Outsourcing success belies poor IT spending data
Dubai: Outsourcing services in Saudi Arabia had a stellar year in 2005 with spending up 57 per cent, according to a recent IDC study of the kingdom.
Also seeing strong growth was the customisation field, with investments rising 32 per cent compared to the year before.
Despite these standouts, however, overall the growth in information technology services was modest. Spending in Saudi Arabia grew 6.4 per cent to more than $700 million.
IDC believes total services spending will pick up again this year, growing by more than 13 per cent. High oil prices, rapid IT developments in the banking and telecommunications sectors, and growing adoption of outsourcing services will be the main drivers in this growth.
"The surge in demand for customisation and outsourcing services caught many vendors off guard but enabled them to sustain revenue," says Philip van Heerden, a research manager at IDC Middle East and Africa. "Although support and deployment services and system integration were again the largest IT services areas last year, they both shrank.

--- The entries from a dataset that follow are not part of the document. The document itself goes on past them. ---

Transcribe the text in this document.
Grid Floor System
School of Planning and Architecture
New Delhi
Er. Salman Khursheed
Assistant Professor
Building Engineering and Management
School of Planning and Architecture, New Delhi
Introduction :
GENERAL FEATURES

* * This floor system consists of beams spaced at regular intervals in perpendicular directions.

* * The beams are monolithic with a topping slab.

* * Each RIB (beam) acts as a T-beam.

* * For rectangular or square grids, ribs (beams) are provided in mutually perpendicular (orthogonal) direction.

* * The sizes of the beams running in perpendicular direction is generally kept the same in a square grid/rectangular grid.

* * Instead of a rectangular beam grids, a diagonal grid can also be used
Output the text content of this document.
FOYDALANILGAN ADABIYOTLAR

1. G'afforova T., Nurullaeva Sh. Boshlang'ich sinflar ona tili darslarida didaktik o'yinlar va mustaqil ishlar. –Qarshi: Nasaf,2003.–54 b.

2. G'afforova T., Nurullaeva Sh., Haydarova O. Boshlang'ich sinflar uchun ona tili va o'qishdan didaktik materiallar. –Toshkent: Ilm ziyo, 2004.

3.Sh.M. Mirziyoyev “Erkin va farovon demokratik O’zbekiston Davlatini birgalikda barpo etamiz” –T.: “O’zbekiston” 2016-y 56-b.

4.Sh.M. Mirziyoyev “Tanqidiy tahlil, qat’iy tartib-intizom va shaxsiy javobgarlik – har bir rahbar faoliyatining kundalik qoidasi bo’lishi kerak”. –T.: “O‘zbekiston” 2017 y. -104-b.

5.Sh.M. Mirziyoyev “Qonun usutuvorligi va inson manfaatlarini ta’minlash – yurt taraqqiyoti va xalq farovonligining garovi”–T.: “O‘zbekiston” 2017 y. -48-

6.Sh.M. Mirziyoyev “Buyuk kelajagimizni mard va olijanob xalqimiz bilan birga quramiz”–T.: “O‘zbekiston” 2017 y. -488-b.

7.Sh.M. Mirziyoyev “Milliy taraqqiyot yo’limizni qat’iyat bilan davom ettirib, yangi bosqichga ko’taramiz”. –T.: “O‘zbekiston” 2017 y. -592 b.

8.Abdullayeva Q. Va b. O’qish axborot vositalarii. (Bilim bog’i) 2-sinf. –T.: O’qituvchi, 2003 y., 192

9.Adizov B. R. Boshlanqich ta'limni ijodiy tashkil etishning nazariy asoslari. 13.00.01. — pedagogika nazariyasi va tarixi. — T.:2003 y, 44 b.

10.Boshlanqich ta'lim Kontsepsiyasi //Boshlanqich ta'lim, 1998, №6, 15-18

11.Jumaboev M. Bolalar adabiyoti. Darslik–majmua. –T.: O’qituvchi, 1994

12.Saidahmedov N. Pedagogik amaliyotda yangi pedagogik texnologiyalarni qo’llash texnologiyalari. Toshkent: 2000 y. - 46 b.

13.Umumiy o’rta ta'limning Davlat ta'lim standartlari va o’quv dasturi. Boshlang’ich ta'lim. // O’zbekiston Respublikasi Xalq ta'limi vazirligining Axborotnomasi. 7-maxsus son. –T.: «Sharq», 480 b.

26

They will pick up again this year but expand at less than half the rate of the total IT services market." Saudi Business Machines again took the top spot among the vendors in Saudi Arabia in 2005, followed by Atos Origin, Ebttikar, and Al Alamiah. The newly formed Ejada took fifth, partially relying on the client base of the firms that joined forces to create the company.
The government led the country in spending on IT services last year followed closely by agriculture, construction and mining.